The frequency at which an AED needs to be inspected can vary depending on the manufacturer’s recommendations and local regulations. In general, it is recommended to inspect an AED at least once a month to ensure it is functioning properly and ready for use in case of an emergency.
It’s also important to keep the AED in a secure and accessible location. Also, it’s recommended to do an annual inspection by a qualified professional, which includes a more thorough check of the device including all the electrical and mechanical components.
How Do I Inspect an AED?
To inspect an AED (Automated External Defibrillator), follow these steps:
- Check the expiration date of the AED pads and battery. If either has expired, replace them.
- Turn on the AED and make sure it is functioning properly. Listen for a beep or check for a green indicator light.
- Check the AED pads for any damage, such as tears or discoloration. If the pads are damaged, replace them.
- Make sure the AED is clean and free of debris. Wipe it down with a damp cloth if necessary.
- Check the AED’s case or carrying bag to ensure it is in good condition and properly secured.
- Test the AED’s self-test function to make sure it is functioning properly.
- Record the date and result of the inspection.
Note that these are general inspection guidelines and it is important to follow the manufacturer’s instructions and recommendations for inspection and maintenance of the AED.
Are There Regulatory Standards for AEDs?
Yes, there are regulatory standards for AEDs. In the United States, AEDs are regulated by the Food and Drug Administration (FDA). The FDA classifies AEDs as Class III medical devices, which means they are subject to the most stringent level of regulatory oversight.
To be sold and used in the United States, AEDs must be cleared or approved by the FDA and must meet the standards set forth in the FDA’s Code of Federal Regulations (CFR) Title 21, Part 870.2250. These standards cover aspects of the device such as electrical safety, performance, labeling, and user instructions.
In addition to the federal regulations, some states have their own regulations for AEDs, such as registration and training requirements.
AEDs sold in Canada are regulated by Health Canada. They must be certified by Health Canada before they can be sold in Canada. Health Canada’s Medical Devices Bureau is responsible for reviewing the AEDs and ensuring that they meet the requirements of the Canadian Medical Devices Regulations.
The European Union also has regulatory standards for AEDs, which are regulated by the European Medicines Agency (EMA). AEDs sold in the EU must be CE marked, indicating that they comply with the requirements of the Medical Device Directive (93/42/EEC) and the Medical Devices Regulation (2017/745).
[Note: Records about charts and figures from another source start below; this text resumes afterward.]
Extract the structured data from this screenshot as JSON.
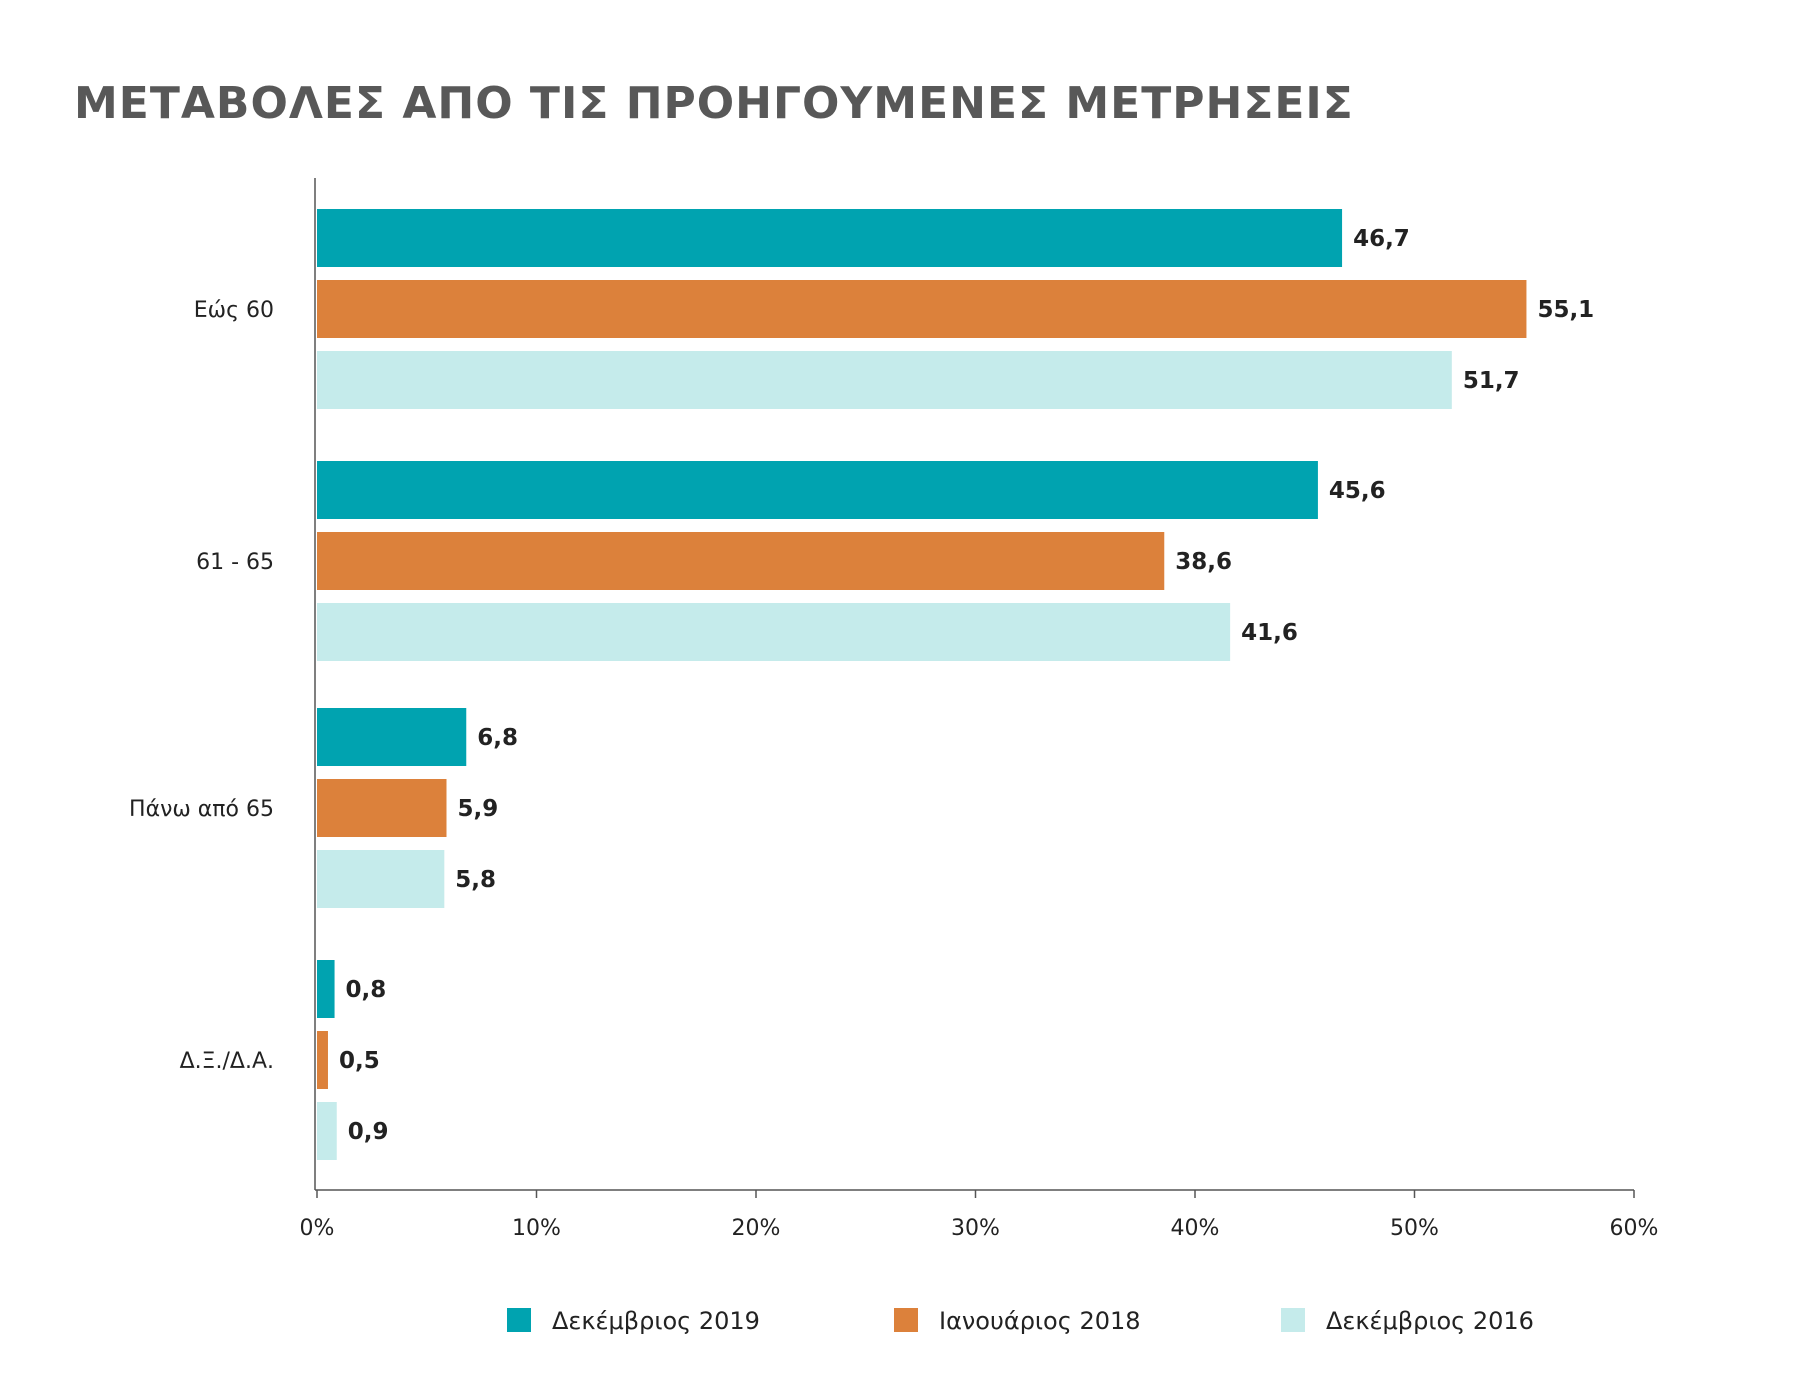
{
  "title": "ΜΕΤΑΒΟΛΕΣ ΑΠΟ ΤΙΣ ΠΡΟΗΓΟΥΜΕΝΕΣ ΜΕΤΡΗΣΕΙΣ",
  "chart_data": {
    "type": "bar",
    "orientation": "horizontal",
    "title": "ΜΕΤΑΒΟΛΕΣ ΑΠΟ ΤΙΣ ΠΡΟΗΓΟΥΜΕΝΕΣ ΜΕΤΡΗΣΕΙΣ",
    "categories": [
      "Εώς 60",
      "61 - 65",
      "Πάνω από 65",
      "Δ.Ξ./Δ.Α."
    ],
    "series": [
      {
        "name": "Δεκέμβριος 2019",
        "color": "#00a3b0",
        "values": [
          46.7,
          45.6,
          6.8,
          0.8
        ],
        "labels": [
          "46,7",
          "45,6",
          "6,8",
          "0,8"
        ]
      },
      {
        "name": "Ιανουάριος 2018",
        "color": "#dc813b",
        "values": [
          55.1,
          38.6,
          5.9,
          0.5
        ],
        "labels": [
          "55,1",
          "38,6",
          "5,9",
          "0,5"
        ]
      },
      {
        "name": "Δεκέμβριος 2016",
        "color": "#c5ebeb",
        "values": [
          51.7,
          41.6,
          5.8,
          0.9
        ],
        "labels": [
          "51,7",
          "41,6",
          "5,8",
          "0,9"
        ]
      }
    ],
    "xlim": [
      0,
      60
    ],
    "xticks": [
      "0%",
      "10%",
      "20%",
      "30%",
      "40%",
      "50%",
      "60%"
    ],
    "grid": false,
    "legend_position": "bottom"
  }
}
It’s important to note that these regulations are subject to change and updates, so it’s important to stay informed and comply with the latest requirements when purchasing and maintaining an AED.
How Can I Manage an AED Inspection Program?
Keeping track of each AED in your workplace and managing inspection and testing requirements can be challenging. It can be hard to remember where each device is located and when it was last inspected. Documenting and reporting on inspection dates and results can also be tedious. In general, the most effective way to successfully execute an AED inspection program is through the use of life safety inspection software such as InspectNTrack.
InspectNTrack allows users to put a barcode on each AED to give it a unique identifier. It keeps an inventory of each AED including pertinent information such as its location, manufacturer, model number, and manufacturing date. The monthly inspection program is setup and managed by the software.
Each month InspectNTrack provides notification when AED inspections are due. It prompts users to scan the barcode on the AED. When the barcode is scanned, the user is required to answer each of the inspection questions which are similar to the ones described above. Inspection results are stored within the software, and inspection reports can be generated on-demand at any time. Compliance verification is only a button click away!
When an AED fails an inspection, InspectNTrack is setup with a customized workflow to ensure that the failure is corrected. Workflows can include sending out an email notification(s), creation of a work order within your work order management system, logging the issue in InspectNTrack’s discrepancy module, or creation of consolidated failure reports. The workflows are built with the ultimate goal in mind of finding AED issues and correcting them as quickly as possible.